I've been watching Life on Mars. Ages old, I thought it was quite recent but no.. 2006. That's nearly 20 years ago. Anyway, of course I started thinking about what I would be thinking if I was taken right back to 1973. Back then, we thought that it was modern times. A couple of years ago, I taught students who were so young they thought the 70/80s were 'when everything was brown'. I think I know what they meant. It was all a bit brown. But then the 80s! That was PINK!
I miss the 70s. Or at least some of it. I didn't do well in the 70s, particularly. I made some great friends though. Some of whom I still know. I did terribly at school. It bored me. The music was great. I was lacking in self respect. I gained a foul mouth. It's always done me proud though. So. If I was thrown back to 1973, I wonder what the result would be? I would love to go back with my now, amaaaazing view on the world. I would be erudite and interesting and know absolutely everything in Physics. I would treat blokes with utter disrespect, as they deserve. Or else I wouldn't put up with the misogyny. I wouldn't go out with any of them. Gaslighting bastards!!

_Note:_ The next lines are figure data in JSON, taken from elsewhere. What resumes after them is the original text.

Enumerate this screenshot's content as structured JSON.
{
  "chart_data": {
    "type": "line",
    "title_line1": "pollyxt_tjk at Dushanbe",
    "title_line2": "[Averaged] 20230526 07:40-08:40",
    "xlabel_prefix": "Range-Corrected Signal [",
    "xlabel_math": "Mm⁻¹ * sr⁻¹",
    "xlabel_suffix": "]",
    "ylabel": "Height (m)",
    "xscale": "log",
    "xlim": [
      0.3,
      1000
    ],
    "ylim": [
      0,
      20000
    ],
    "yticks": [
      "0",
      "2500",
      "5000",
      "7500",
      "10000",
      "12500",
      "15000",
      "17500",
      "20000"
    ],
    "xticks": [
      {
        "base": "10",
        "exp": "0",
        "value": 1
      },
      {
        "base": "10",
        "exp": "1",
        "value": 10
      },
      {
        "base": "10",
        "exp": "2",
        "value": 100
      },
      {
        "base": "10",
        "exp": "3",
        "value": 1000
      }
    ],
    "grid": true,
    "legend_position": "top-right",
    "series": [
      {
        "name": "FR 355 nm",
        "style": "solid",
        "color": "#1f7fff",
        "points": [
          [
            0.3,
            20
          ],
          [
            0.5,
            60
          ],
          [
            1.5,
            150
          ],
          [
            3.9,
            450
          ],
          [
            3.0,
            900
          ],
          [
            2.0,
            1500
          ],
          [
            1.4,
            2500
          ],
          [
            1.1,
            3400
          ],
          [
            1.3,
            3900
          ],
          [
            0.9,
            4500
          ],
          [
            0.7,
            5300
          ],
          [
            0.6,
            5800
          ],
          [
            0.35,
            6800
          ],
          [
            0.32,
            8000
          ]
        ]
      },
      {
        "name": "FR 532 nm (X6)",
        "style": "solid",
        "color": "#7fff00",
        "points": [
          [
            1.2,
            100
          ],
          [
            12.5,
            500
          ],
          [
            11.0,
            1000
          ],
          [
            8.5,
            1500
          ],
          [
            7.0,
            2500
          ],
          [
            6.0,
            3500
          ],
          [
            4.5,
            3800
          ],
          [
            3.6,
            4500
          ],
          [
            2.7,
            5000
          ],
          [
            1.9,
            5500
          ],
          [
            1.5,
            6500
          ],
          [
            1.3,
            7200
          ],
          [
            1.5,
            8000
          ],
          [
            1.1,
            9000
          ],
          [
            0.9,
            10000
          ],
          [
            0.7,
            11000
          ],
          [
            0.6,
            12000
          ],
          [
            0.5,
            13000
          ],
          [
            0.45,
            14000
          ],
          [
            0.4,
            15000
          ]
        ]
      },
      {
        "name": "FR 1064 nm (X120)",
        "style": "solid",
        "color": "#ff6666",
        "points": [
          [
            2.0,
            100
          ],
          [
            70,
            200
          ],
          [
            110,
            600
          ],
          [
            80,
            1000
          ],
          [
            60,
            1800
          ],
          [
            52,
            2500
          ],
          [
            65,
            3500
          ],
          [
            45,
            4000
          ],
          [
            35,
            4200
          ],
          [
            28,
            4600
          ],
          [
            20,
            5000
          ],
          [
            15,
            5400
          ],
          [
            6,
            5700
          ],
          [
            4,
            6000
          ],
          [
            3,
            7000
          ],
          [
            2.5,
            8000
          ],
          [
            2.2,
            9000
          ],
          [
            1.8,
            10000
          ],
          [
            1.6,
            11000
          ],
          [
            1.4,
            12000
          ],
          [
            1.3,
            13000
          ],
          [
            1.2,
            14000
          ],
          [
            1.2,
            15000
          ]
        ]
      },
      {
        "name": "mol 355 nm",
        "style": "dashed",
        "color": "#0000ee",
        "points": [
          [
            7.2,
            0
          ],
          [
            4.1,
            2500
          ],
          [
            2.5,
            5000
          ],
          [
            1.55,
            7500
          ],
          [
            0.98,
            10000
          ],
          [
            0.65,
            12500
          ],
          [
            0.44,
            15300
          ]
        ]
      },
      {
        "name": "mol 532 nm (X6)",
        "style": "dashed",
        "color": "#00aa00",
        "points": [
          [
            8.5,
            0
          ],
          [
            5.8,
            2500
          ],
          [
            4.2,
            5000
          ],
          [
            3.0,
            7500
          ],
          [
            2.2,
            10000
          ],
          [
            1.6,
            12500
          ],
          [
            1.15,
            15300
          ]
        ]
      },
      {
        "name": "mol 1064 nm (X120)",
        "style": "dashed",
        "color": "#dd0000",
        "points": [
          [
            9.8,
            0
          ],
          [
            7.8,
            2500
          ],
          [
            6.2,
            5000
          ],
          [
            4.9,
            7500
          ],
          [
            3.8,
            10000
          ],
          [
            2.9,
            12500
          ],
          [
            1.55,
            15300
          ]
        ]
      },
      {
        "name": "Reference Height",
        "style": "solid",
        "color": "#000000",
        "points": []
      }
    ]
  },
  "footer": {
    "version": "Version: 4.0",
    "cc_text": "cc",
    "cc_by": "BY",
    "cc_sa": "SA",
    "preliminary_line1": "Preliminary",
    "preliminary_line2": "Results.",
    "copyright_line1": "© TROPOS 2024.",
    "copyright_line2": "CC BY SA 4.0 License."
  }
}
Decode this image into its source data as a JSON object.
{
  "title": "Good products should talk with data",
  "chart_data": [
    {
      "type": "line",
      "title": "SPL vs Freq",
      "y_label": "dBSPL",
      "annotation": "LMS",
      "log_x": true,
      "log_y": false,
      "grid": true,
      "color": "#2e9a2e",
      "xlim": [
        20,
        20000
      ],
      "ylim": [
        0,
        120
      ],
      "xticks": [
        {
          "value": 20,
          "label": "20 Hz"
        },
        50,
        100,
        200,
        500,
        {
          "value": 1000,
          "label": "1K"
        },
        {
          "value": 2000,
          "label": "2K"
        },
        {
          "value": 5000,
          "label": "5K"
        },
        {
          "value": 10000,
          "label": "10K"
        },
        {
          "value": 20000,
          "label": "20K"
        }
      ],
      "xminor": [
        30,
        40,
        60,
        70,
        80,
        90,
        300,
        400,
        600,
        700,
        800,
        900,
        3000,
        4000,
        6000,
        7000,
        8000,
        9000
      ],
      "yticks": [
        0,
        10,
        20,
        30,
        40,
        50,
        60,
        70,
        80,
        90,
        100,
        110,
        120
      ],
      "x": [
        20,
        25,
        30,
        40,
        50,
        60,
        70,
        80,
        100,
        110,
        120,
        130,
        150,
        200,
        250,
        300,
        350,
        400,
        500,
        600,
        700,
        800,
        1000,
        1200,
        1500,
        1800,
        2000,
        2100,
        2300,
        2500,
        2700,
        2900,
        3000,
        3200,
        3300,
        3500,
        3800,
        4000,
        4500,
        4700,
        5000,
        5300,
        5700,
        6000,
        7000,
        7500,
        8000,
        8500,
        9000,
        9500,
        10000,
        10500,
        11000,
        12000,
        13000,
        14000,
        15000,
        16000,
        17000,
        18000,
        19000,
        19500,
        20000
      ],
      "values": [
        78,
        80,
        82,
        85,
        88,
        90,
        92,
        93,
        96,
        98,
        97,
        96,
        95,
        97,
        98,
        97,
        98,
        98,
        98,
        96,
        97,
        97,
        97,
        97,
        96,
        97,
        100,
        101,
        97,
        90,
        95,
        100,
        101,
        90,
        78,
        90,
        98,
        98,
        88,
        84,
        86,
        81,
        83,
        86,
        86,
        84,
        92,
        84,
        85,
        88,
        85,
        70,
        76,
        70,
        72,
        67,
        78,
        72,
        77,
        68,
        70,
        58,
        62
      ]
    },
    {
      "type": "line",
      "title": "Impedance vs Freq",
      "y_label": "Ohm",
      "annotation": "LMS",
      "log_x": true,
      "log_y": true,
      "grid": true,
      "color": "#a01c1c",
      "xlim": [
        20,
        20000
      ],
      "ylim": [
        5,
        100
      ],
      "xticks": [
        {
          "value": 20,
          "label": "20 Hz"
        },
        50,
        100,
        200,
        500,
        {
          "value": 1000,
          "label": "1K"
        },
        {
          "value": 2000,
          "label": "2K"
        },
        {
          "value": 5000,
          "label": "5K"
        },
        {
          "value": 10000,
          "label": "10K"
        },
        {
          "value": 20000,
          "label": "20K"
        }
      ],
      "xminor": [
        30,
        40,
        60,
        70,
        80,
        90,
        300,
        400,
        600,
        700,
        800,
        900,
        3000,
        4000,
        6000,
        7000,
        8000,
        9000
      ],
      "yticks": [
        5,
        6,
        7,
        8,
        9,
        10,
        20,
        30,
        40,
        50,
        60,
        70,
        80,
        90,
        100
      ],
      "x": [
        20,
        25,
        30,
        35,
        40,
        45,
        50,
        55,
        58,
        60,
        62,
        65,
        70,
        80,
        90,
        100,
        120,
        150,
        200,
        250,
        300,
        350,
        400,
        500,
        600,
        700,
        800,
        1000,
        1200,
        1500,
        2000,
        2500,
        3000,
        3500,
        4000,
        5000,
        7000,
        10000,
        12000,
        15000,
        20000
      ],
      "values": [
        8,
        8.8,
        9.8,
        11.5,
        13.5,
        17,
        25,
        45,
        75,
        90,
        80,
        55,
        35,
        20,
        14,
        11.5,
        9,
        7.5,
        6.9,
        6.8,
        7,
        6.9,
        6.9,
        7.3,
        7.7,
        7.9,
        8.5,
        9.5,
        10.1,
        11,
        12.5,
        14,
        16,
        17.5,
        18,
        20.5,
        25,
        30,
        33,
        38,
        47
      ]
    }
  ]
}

Anyway.... I wrote this after a couple of glasses of wine. I thought I would add to it. I have a nice story about me and 70s music! In 1973 I was 15. I loved Marc Bolan and Michael Jackson, although I think I was growing out of him by then. I also liked Donny Osmond, but of course that isn't cool is it?! I'm not going to pretend that my first single was Life on Mars by David Bowie, because it wasn't and I don't believe anyone who says it was. Anyhoo.... digression! We had family friends called David and Grace, Tim and Phil and we would often go and visit them, usually on a Saturday evening for a meal. This is where I first ate spaghetti! It really wasn't a thing in our house in the 70s. Neither was garlic 😏
One Saturday night David and Grace gave me 5 L.P's. they didn't want. They were: James Taylor - Mud Slide Slim, Carol King - Tapestry, Carol King - Music, Neil Young - After the Gold Rush and Joni Mitchell - Blue. Need I say anything else? That was me from then on. I still pinch myself.